One of the most important and well-established limitation.

The central theme in consideration (in an infringement action) is whether any competition is created between the infringer and the copyright owner.

In Hubbard V. Vosper: The court had to consider the use of fair dealing in relation to a book called the mind benders. In this case, the defendant made use of large portions from the book and used in making his criticisms. Lord Denning (in this case) adumbrated that:

  • It is impossible to define fair dealing.
  • It must be a question of degree. Consider;
  • The number and extent of quotations and extract
  • The use made of them. (for criticism: acceptable but if to pass the same message, this may be unfair dealing)
  • The proportion (long portions with few comment may be unfair)
  • After all said and done, it must be a matter of impression left to the tribunal of fact to decide.


The American Copyright Act provides principles that should guide the courts in determining.

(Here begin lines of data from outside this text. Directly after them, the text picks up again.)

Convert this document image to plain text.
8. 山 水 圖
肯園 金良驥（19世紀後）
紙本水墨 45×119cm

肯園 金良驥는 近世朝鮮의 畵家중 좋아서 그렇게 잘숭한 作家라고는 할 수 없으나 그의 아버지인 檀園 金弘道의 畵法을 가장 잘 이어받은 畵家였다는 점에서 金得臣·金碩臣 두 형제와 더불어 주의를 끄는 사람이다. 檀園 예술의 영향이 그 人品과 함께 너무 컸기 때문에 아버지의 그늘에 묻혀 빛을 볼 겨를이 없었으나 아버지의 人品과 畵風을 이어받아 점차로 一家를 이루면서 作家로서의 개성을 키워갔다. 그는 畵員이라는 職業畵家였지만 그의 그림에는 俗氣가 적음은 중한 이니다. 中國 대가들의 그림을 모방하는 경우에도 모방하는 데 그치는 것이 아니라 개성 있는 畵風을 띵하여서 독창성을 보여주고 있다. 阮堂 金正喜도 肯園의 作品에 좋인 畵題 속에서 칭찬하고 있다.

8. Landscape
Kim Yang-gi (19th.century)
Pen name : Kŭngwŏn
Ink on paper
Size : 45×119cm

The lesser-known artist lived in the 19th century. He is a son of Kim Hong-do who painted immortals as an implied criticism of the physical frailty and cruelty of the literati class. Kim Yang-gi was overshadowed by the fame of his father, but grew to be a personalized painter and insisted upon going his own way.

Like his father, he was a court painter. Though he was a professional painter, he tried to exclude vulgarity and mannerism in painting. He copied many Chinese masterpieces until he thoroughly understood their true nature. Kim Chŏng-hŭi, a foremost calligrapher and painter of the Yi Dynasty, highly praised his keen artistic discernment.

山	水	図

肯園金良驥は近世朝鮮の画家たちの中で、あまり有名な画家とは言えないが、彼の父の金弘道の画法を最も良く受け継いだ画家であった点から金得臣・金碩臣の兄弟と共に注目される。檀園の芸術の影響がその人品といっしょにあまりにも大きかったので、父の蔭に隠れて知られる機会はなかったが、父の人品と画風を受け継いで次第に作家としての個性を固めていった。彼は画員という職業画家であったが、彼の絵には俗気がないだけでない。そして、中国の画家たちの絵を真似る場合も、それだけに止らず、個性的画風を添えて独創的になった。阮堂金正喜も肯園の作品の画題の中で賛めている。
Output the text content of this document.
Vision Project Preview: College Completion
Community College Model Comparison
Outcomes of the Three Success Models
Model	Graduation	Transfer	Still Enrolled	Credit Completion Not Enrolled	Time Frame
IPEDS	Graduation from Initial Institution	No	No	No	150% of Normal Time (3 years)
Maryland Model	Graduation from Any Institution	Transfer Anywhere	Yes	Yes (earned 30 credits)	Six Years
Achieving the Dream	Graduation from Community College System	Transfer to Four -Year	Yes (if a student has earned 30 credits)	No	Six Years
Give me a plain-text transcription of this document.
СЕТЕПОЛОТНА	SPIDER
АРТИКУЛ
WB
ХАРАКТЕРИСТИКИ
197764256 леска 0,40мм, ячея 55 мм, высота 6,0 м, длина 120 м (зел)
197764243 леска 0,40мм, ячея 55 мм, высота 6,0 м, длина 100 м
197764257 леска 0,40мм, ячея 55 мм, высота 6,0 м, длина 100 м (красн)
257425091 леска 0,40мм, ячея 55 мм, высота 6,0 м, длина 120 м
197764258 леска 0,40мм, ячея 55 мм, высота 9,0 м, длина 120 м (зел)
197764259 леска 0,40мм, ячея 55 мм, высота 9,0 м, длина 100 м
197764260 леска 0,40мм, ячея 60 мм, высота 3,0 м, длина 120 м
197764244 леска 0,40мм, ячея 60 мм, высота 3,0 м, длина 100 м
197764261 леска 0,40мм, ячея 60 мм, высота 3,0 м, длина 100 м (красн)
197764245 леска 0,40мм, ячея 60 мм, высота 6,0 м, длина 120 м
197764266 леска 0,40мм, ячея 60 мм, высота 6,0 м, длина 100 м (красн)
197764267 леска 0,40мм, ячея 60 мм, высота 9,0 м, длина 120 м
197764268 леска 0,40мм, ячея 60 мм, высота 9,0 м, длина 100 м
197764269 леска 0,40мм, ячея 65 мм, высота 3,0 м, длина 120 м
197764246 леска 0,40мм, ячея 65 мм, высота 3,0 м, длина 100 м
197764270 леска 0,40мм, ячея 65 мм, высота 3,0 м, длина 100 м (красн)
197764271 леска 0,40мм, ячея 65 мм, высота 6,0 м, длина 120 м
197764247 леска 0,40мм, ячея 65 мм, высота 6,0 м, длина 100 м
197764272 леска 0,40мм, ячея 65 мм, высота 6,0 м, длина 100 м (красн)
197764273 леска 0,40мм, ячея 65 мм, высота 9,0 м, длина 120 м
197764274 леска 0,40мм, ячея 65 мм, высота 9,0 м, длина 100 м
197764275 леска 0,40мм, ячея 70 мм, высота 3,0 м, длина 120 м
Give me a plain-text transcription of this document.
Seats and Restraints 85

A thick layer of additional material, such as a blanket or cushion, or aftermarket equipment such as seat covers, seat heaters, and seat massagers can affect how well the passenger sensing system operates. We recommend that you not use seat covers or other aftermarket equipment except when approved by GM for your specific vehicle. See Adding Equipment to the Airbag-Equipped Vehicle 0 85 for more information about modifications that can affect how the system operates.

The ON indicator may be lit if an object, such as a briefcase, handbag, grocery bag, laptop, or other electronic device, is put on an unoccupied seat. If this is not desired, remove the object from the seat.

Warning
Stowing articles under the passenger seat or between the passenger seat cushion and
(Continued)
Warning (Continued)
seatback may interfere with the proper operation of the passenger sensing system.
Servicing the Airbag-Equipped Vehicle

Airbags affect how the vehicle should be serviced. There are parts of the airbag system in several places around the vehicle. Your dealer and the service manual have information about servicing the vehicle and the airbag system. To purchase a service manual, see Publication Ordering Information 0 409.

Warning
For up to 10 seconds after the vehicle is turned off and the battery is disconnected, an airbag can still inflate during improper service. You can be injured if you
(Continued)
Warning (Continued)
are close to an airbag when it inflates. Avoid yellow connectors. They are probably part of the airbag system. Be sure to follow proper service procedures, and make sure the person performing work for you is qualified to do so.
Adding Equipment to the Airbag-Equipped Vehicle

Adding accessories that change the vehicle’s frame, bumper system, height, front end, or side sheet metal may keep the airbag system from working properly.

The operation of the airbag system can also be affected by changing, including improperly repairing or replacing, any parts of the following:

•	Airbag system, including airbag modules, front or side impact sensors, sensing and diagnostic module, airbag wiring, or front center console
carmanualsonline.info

  • Is it for commercial or non-profit purpose?
  • What is the nature of the copyrighted work?
  • Was a substantial amount or proportion of the work used/lifted?
  • Is it competitive or non-competitive?

All depending on the facts of the case. Where its usage is fair, the user is to acknowledge the author.

Before we proceed, please note that fair dealing and substantiality are not the same. It is only when the court has determined that a substantial part of the work has been used that the question of fair dealing comes to play.

It has been held in University of London press V. University Tutorial Press. That the mere fact that a work is republished for private use does not mean that there is fair dealing.